Although the diction is relatively colloquial, there are some prominent words, which are utilized to exhibit the woman's emotions. The first two lines of the poem are bursting with powerful lexis, "It is not the moon, I tell you. / It is these flowers..." (1-2). The woman hates men, and uses influential words to aid in her belief. The word moon suggests power. The subject uses moon to indicate that men have power over women. This is the initiation of her argument, that men control woman, and that is the cause of her hatred. The word flower implies innocence, specifically, the desire for love and purity. The flower is the target for all women, including her, however, the probability of obtaining said goal, is dubious. The persona furthers her contention against men when she declares that, "She hates sex" (5). Sex contains a binary meaning. Sex can either mean that she hates men, which has already been established, or sex may mean intercourse. It is proven later in the poem, that the hatred of sex includes both aspects. In discussing the "paralyzing body," it is in reference to a man's body against her body. The thought of a male paralyzing her body, disgusts her. The poem concludes by mutating the tone of from defensive and firm to dreamy with a tinge of hope. When the woman says, "How can I be content / when there is still / that odor in the world?" (22-24), she is revealing the first sense of hope. Odor insinuates the desire for the flower. The odor is yearning for love, respect, and equality.

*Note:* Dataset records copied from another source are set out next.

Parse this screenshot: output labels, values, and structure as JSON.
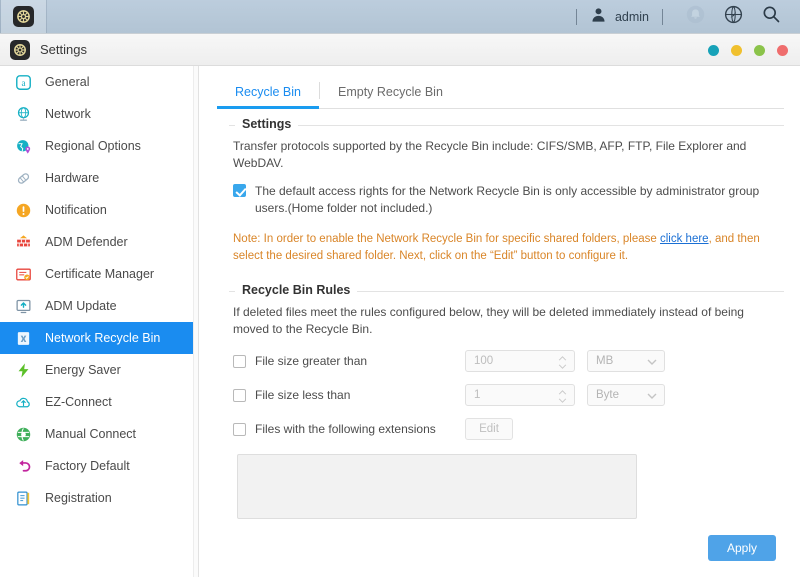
{
  "topbar": {
    "task_app_icon": "gear-icon",
    "user_label": "admin",
    "user_icon": "user-avatar-icon",
    "notification_icon": "bell-icon",
    "globe_icon": "globe-compass-icon",
    "search_icon": "search-icon",
    "background_color": "#b8c9d9"
  },
  "window": {
    "title": "Settings",
    "title_icon": "gear-icon",
    "controls": [
      {
        "name": "window-control-teal",
        "color": "#17a2b8"
      },
      {
        "name": "window-control-yellow",
        "color": "#f0c02e"
      },
      {
        "name": "window-control-green",
        "color": "#8bc34a"
      },
      {
        "name": "window-control-red",
        "color": "#ef6d6d"
      }
    ]
  },
  "sidebar": {
    "items": [
      {
        "label": "General",
        "icon": "general-icon",
        "active": false
      },
      {
        "label": "Network",
        "icon": "network-globe-icon",
        "active": false
      },
      {
        "label": "Regional Options",
        "icon": "regional-options-icon",
        "active": false
      },
      {
        "label": "Hardware",
        "icon": "hardware-icon",
        "active": false
      },
      {
        "label": "Notification",
        "icon": "notification-icon",
        "active": false
      },
      {
        "label": "ADM Defender",
        "icon": "adm-defender-icon",
        "active": false
      },
      {
        "label": "Certificate Manager",
        "icon": "certificate-manager-icon",
        "active": false
      },
      {
        "label": "ADM Update",
        "icon": "adm-update-icon",
        "active": false
      },
      {
        "label": "Network Recycle Bin",
        "icon": "recycle-bin-icon",
        "active": true
      },
      {
        "label": "Energy Saver",
        "icon": "energy-saver-icon",
        "active": false
      },
      {
        "label": "EZ-Connect",
        "icon": "ez-connect-icon",
        "active": false
      },
      {
        "label": "Manual Connect",
        "icon": "manual-connect-icon",
        "active": false
      },
      {
        "label": "Factory Default",
        "icon": "factory-default-icon",
        "active": false
      },
      {
        "label": "Registration",
        "icon": "registration-icon",
        "active": false
      }
    ],
    "active_color": "#1a8cf0"
  },
  "tabs": [
    {
      "label": "Recycle Bin",
      "active": true
    },
    {
      "label": "Empty Recycle Bin",
      "active": false
    }
  ],
  "settings_section": {
    "legend": "Settings",
    "description": "Transfer protocols supported by the Recycle Bin include: CIFS/SMB, AFP, FTP, File Explorer and WebDAV.",
    "checkbox": {
      "checked": true,
      "label": "The default access rights for the Network Recycle Bin is only accessible by administrator group users.(Home folder not included.)"
    },
    "note_before_link": "Note: In order to enable the Network Recycle Bin for specific shared folders, please ",
    "note_link": "click here",
    "note_after_link": ", and then select the desired shared folder. Next, click on the “Edit” button to configure it.",
    "note_color": "#d98528"
  },
  "rules_section": {
    "legend": "Recycle Bin Rules",
    "description": "If deleted files meet the rules configured below, they will be deleted immediately instead of being moved to the Recycle Bin.",
    "rules": [
      {
        "label": "File size greater than",
        "checked": false,
        "value": "100",
        "unit": "MB",
        "control": "spinner"
      },
      {
        "label": "File size less than",
        "checked": false,
        "value": "1",
        "unit": "Byte",
        "control": "spinner"
      },
      {
        "label": "Files with the following extensions",
        "checked": false,
        "button_label": "Edit",
        "control": "button"
      }
    ],
    "extensions_value": ""
  },
  "footer": {
    "apply_label": "Apply",
    "apply_color": "#4fa3e8"
  }
}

Abhorrence and vulnerability are omnipresent. Although the diction represents the fear within the individual, imagery is also used in order to express the loathing and powerlessness of the woman. The subject believes that women, as a species, are unable to continue to grow, because each time that they evolve, men attempt to place them in the past, where women have no rights and no respect. This idea is proven in the narrator's words, "I hear the question and pursuing answer / fused in one sound / that mounts and mounts and then / is split into the old selves" (13-16). This quote implies that woman, as a sex, develop, but in the end returns to the old "1950's" idea of women. They become objects, which are present to fulfill the needs of men. When the subject says, "We were made fools of," she is saying that men fooled women into thinking that they could progress to be equal to men. The true hopelessness lies in the image of "the scent of mock orange / drifting through the window" (19-20). Although the woman continually bashes men, she does not give up on them. She keeps a sliver a hope that perhaps, the possibility of achieving the flower is still out there.

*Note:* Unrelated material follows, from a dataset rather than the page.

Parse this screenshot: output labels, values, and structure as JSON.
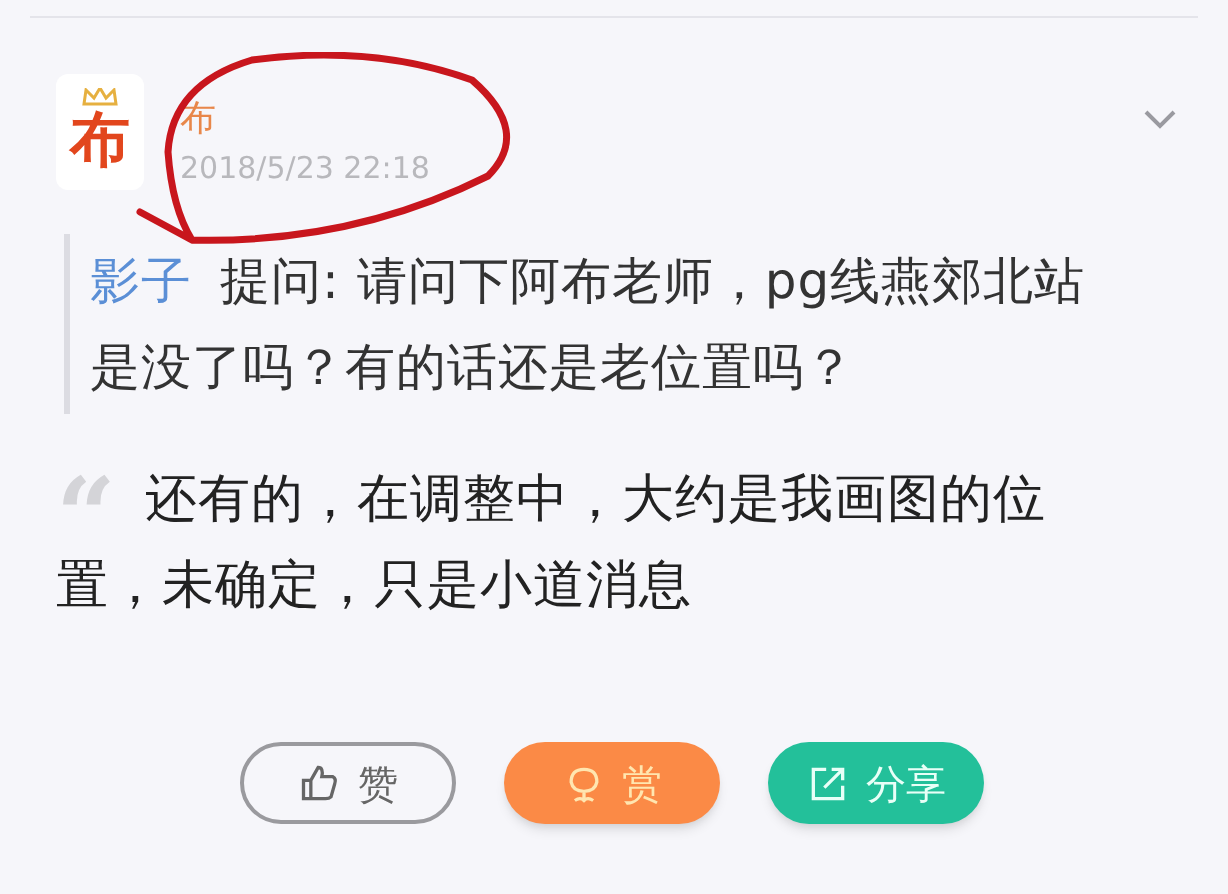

She leaves herself delusional. She recognizes that men are inherently bad toward women, yet she holds hope tightly in her hand in fear that if she gives up on hope, she will be forced to face the truth that she is a weaker vessel. The hatred and debility are brought on by her fear. She is afraid of acknowledging her frailty; therefore, she creates an emotional wall. She demonizes men, in order to keep the pain and reality of her true self from entering.